In an operation coordinated by Europol and involving nine countries, law enforcement agencies seized the illegal dark web marketplace called Monopoly Market and arrested 288 suspects involved in buying or selling drugs. Police seized more than €50.8 million ($53.4 million) in cash and virtual currencies, 850 kg of drugs and 117 firearms. The drugs seized included more than 258 kg of amphetamines, 43 kg of cocaine, 43 kg of MDMA and more than 10 kg of LSD and ecstasy pills.
This operation, codenamed SpecTor, comprised a series of separate complementary actions in Austria, France, Germany, the Netherlands, Poland, Brazil, the United Kingdom, the United States and Switzerland.
Europol has been compiling reports and documents based on the evidence provided by the German authorities, who lead a successful operation to seize the market’s criminal infrastructure in December 2021. These target documents, created through cross-comparison and analysis of the data and evidence collected, served as the basis for investigating hundreds of people.
The dealers arrested as a result of the police action against Monopoly Market were also active in other illicit markets, thus preventing the spread of drug and illicit goods trading on the dark web. Therefore, 288 sellers and buyers involved in tens of thousands of sales of illicit goods were arrested throughout Europe, the United States and Brazil. Europol considered some of these suspects high-value targets.
Arrests were made in the United States (153), the United Kingdom (55), Germany (52), the Netherlands (10), Austria (9), France (5), Switzerland (2), Poland (1) and Brazil (1).

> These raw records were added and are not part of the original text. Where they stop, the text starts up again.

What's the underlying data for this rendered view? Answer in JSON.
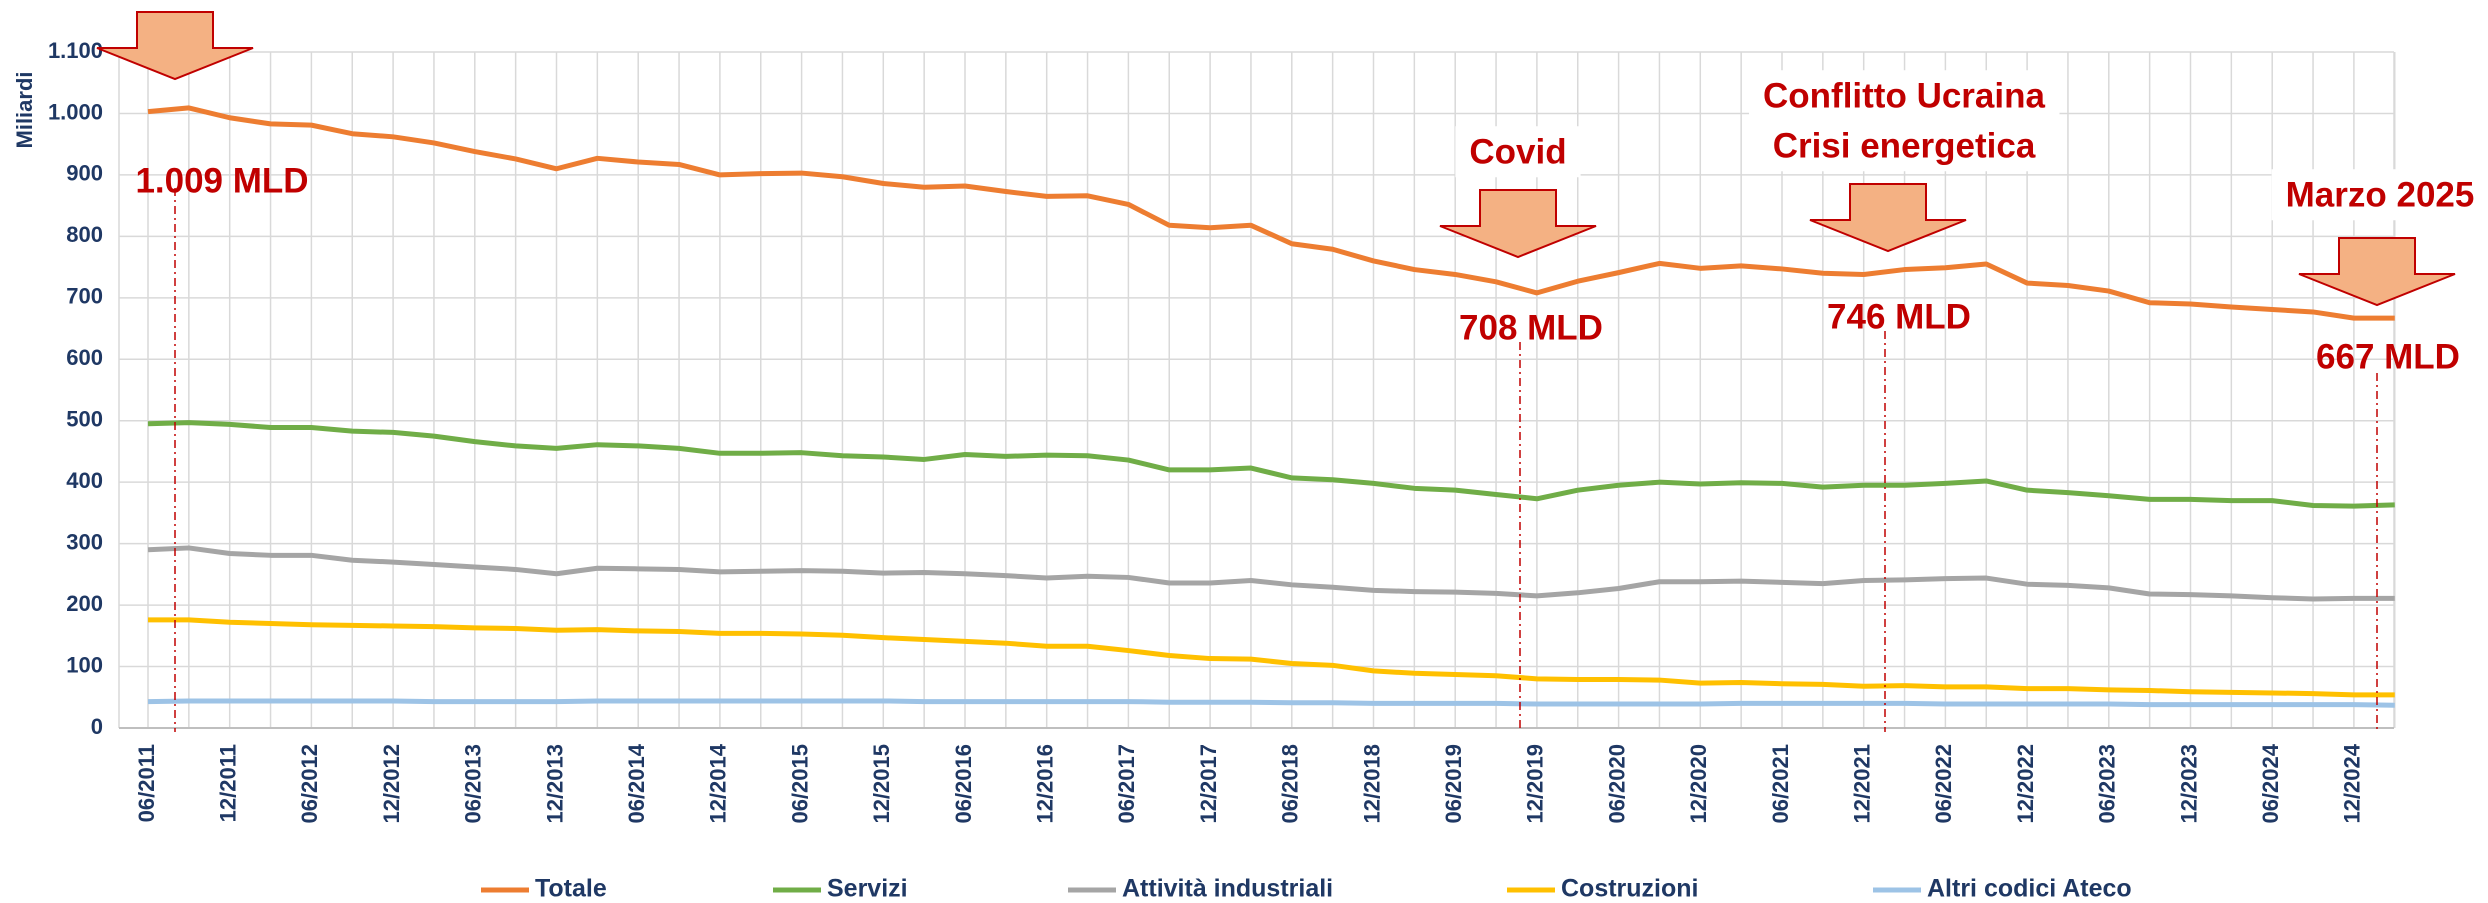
{
  "chart_data": {
    "type": "line",
    "y_label": "Miliardi",
    "categories": [
      "06/2011",
      null,
      "12/2011",
      null,
      "06/2012",
      null,
      "12/2012",
      null,
      "06/2013",
      null,
      "12/2013",
      null,
      "06/2014",
      null,
      "12/2014",
      null,
      "06/2015",
      null,
      "12/2015",
      null,
      "06/2016",
      null,
      "12/2016",
      null,
      "06/2017",
      null,
      "12/2017",
      null,
      "06/2018",
      null,
      "12/2018",
      null,
      "06/2019",
      null,
      "12/2019",
      null,
      "06/2020",
      null,
      "12/2020",
      null,
      "06/2021",
      null,
      "12/2021",
      null,
      "06/2022",
      null,
      "12/2022",
      null,
      "06/2023",
      null,
      "12/2023",
      null,
      "06/2024",
      null,
      "12/2024",
      null
    ],
    "series": [
      {
        "name": "Totale",
        "color": "#ed7d31",
        "values": [
          1003,
          1009,
          993,
          983,
          981,
          967,
          962,
          952,
          938,
          926,
          910,
          927,
          921,
          917,
          900,
          902,
          903,
          897,
          886,
          880,
          882,
          873,
          865,
          866,
          852,
          818,
          814,
          818,
          788,
          779,
          760,
          746,
          738,
          726,
          708,
          727,
          741,
          756,
          748,
          752,
          747,
          740,
          738,
          746,
          749,
          755,
          724,
          720,
          711,
          692,
          690,
          685,
          681,
          677,
          667,
          667
        ]
      },
      {
        "name": "Servizi",
        "color": "#70ad47",
        "values": [
          495,
          497,
          494,
          489,
          489,
          483,
          481,
          475,
          466,
          459,
          455,
          461,
          459,
          455,
          447,
          447,
          448,
          443,
          441,
          437,
          445,
          442,
          444,
          443,
          436,
          420,
          420,
          423,
          407,
          404,
          398,
          390,
          387,
          380,
          373,
          387,
          395,
          400,
          397,
          399,
          398,
          392,
          395,
          395,
          398,
          402,
          387,
          383,
          378,
          372,
          372,
          370,
          370,
          362,
          361,
          363
        ]
      },
      {
        "name": "Attività industriali",
        "color": "#a5a5a5",
        "values": [
          290,
          293,
          284,
          281,
          281,
          273,
          270,
          266,
          262,
          258,
          251,
          260,
          259,
          258,
          254,
          255,
          256,
          255,
          252,
          253,
          251,
          248,
          244,
          247,
          245,
          236,
          236,
          240,
          233,
          229,
          224,
          222,
          221,
          219,
          215,
          220,
          227,
          238,
          238,
          239,
          237,
          235,
          240,
          241,
          243,
          244,
          234,
          232,
          228,
          218,
          217,
          215,
          212,
          210,
          211,
          211
        ]
      },
      {
        "name": "Costruzioni",
        "color": "#ffc000",
        "values": [
          176,
          176,
          172,
          170,
          168,
          167,
          166,
          165,
          163,
          162,
          159,
          160,
          158,
          157,
          154,
          154,
          153,
          151,
          147,
          144,
          141,
          138,
          133,
          133,
          126,
          118,
          113,
          112,
          105,
          102,
          93,
          89,
          87,
          85,
          80,
          79,
          79,
          78,
          73,
          74,
          72,
          71,
          68,
          69,
          67,
          67,
          64,
          64,
          62,
          61,
          59,
          58,
          57,
          56,
          54,
          54
        ]
      },
      {
        "name": "Altri codici Ateco",
        "color": "#9dc3e6",
        "values": [
          43,
          44,
          44,
          44,
          44,
          44,
          44,
          43,
          43,
          43,
          43,
          44,
          44,
          44,
          44,
          44,
          44,
          44,
          44,
          43,
          43,
          43,
          43,
          43,
          43,
          42,
          42,
          42,
          41,
          41,
          40,
          40,
          40,
          40,
          39,
          39,
          39,
          39,
          39,
          40,
          40,
          40,
          40,
          40,
          39,
          39,
          39,
          39,
          39,
          38,
          38,
          38,
          38,
          38,
          38,
          37
        ]
      }
    ],
    "ylim": [
      0,
      1100
    ],
    "yticks": [
      0,
      100,
      200,
      300,
      400,
      500,
      600,
      700,
      800,
      900,
      {
        "value": 1000,
        "label": "1.000"
      },
      {
        "value": 1100,
        "label": "1.100"
      }
    ],
    "grid": true,
    "legend": "bottom",
    "annotations": [
      "1.009 MLD",
      "Covid",
      "708 MLD",
      "Conflitto Ucraina",
      "Crisi energetica",
      "746 MLD",
      "Marzo 2025",
      "667 MLD"
    ]
  }
}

A series of investigations to identify additional individuals behind the dark web accounts remain ongoing. As law enforcement authorities gained access to the extensive lists of buyers and sellers, thousands of customers around the world are also at risk of prosecution.
In the period running up to this coordinated operation, German and US authorities also shut down Hydra, which was the highest-grossing dark web marketplace, with estimated revenues of €1.23 billion, in April 2022. Hydra’s dismantling led to the seizure of €23 million in cryptocurrencies by German authorities.
The operation was particularly successful in terms of arrests, almost doubling previous operations codenamed DisrupTor (2020), with 179 arrests, and Dark HunTor (2021), with 150. This shows once again that international collaboration between law enforcement authorities is key for combating crime on the dark web.
Europol’s European Cybercrime Centre facilitated the exchange of information within the framework of the Joint Cybercrime Action Taskforce (J-CAT), hosted at Europol’s headquarters in The Hague, the Netherlands. After cross-checking evidence through Europol’s databases, its analysts prepared targeting documents and cross-reports containing valuable data to identify vendors on the dark web. Europol also coordinated international police action.
Europol supports the 27 member states of the European Union in their fight against terrorism, cybercrime and other serious and organised crime. It also works with many non-EU partner states and international organisations. From its various threat assessments to its operational and intelligence gathering activities, Europol has the tools and resources it needs to make Europe a safer place.